Despite government and employer members of the council pushing for the 35.3% increase, raising the minimum wage to 7,182,106 Iranian Tomans, labor representatives labeled the hike as insufficient against the backdrop of soaring inflation rates reported by the Statistical Center of Iran. Ahmadreza Moeini, a council member, detailed the labor faction’s unanimous decision to leave the meeting, underscoring their dissatisfaction with the government’s last-minute proposal which they found unacceptable.

Ali Hossein Ra’eity-Fard, the Deputy Minister of Labor, maintained that the council’s decisions were valid given the majority approval by its members, amid reports that the labor representatives’ departure was due to their inputs being overlooked in finalizing the wage figures.

The Ministry of Labor of Iran contrasted the grim scenario by highlighting the substantial raise from the current minimum monthly income of 8,579,000 Tomans to 11,609,000 Tomans for workers with two children. However, this adjustment falls short according to labor representatives who argue for a wage increase that genuinely reflects the real inflation rate and the escalating cost of living, which is greater than 35%.

The discussions, which ended in a deadlock and led to a dramatic walkout by the labor faction, have underscored the growing tension between workers’ demands for fair compensation in light of Iran’s economic challenges, including rampant inflation and wage-payment delays. This episode marks another year of fraught negotiations over workers’ wages in Iran, leaving the labor community uncertain about the future of their livelihoods in a country grappling with economic instability.

UN Urged to Sustain Scrutiny of Iran’s Human Rights Record Amid Worsening Conditions

In a significant move coinciding with the 55th session of the United Nations Human Rights Council on Monday, March 18, a coalition of 43 Iranian and international human rights organizations has called for the extension of the mandates for Javaid Rehman, the UN Special Rapporteur on Human Rights in Iran, and the United Nations International Fact-Finding Committee. High-profile signatories, including Amnesty International, PEN America, the Unrepresented Nations and Peoples Organization (UNPO), and the Center for Human Rights in Iran, have emphasized the critical importance of these independent missions in holding Iran accountable for its human rights obligations.

These organizations argue that to prevent the recurrence of Iran’s severe human rights violations, the continuation of the Fact-Finding Committee’s independent investigations, equipped with adequate resources and time, is essential. This session, attended by various national representatives, dozens of activists, and victims of the “Woman, Life, Freedom” uprising, showcased the international community’s concern over ongoing human rights violations within the country.
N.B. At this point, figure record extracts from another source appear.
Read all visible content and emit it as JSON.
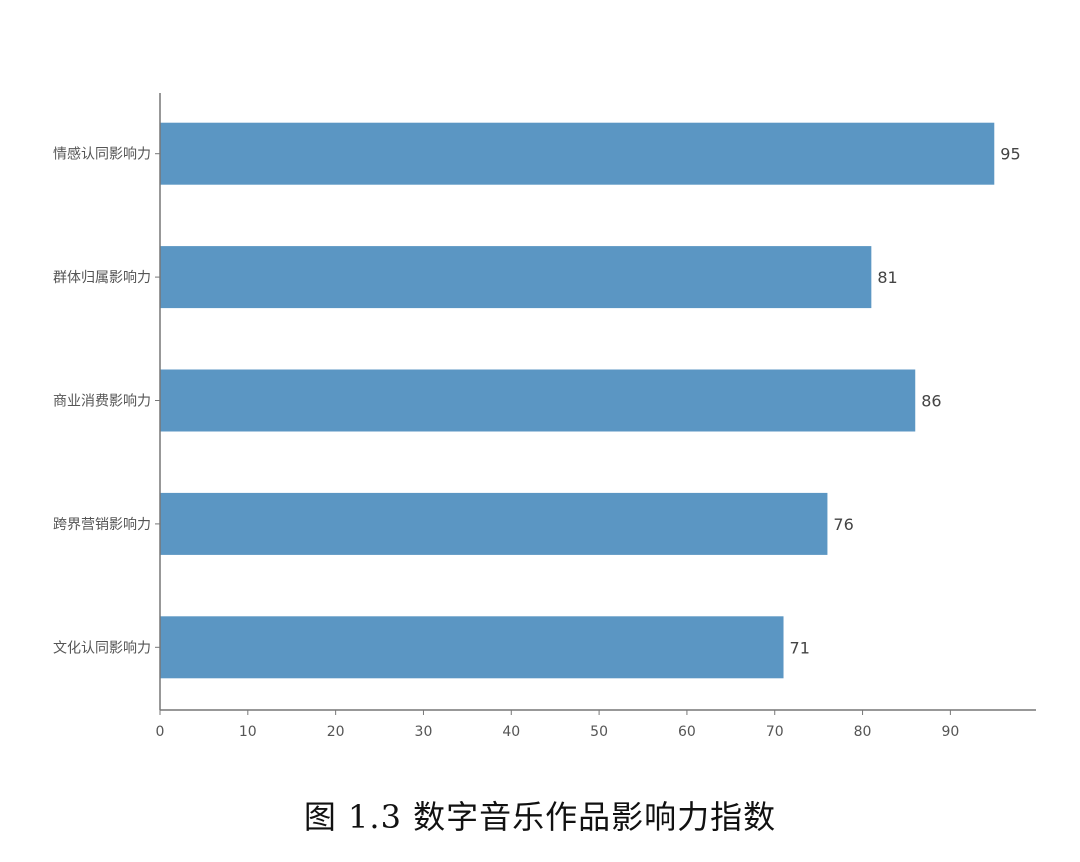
{
  "caption": "图 1.3 数字音乐作品影响力指数",
  "chart_data": {
    "type": "bar",
    "orientation": "horizontal",
    "title": "",
    "xlabel": "",
    "ylabel": "",
    "categories": [
      "情感认同影响力",
      "群体归属影响力",
      "商业消费影响力",
      "跨界营销影响力",
      "文化认同影响力"
    ],
    "values": [
      95,
      81,
      86,
      76,
      71
    ],
    "xlim": [
      0,
      99.75
    ],
    "xticks": [
      0,
      10,
      20,
      30,
      40,
      50,
      60,
      70,
      80,
      90
    ],
    "data_labels": true,
    "grid": false,
    "legend": "none",
    "bar_color": "#5b96c3",
    "axis_color": "#777777"
  }
}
Special Rapporteur Javaid Rehman highlighted the Islamic Republic’s persistent lack of accountability and the culture of impunity regarding human rights abuses. Rehman’s tenure, now in its sixth year, has been marked by efforts to document and report grave violations perpetrated by Iranian authorities. His remarks at the Geneva meeting underscored the deteriorating human rights conditions in Iran and the government’s disregard for international scrutiny.

Additionally, Nobel Peace Prize laureate Narges Mohammadi, currently imprisoned in Evin Prison, issued a stark reminder of the systematic and widespread nature of human rights violations in Iran. In a message disseminated on social media, Mohammadi asserted the necessity of the Special Rapporteur and the Fact-Finding Committee’s roles in exposing what she described as gender apartheid and crimes against humanity inflicted by the Iranian regime. She detailed how the Islamic Republic’s violent repression has expanded, affecting not only protestors and dissidents but also women, religious minorities, and ethnic groups across the country. In her request, she urged the United Nations to exert more pressure on Iran.

The National Iranian American Council supported the adoption of the mandate for both the Special Rapporteur and the Fact-Finding Mission, and reiterates its call on Islamic Republic authorities to fully implement their human rights obligations as required under international law.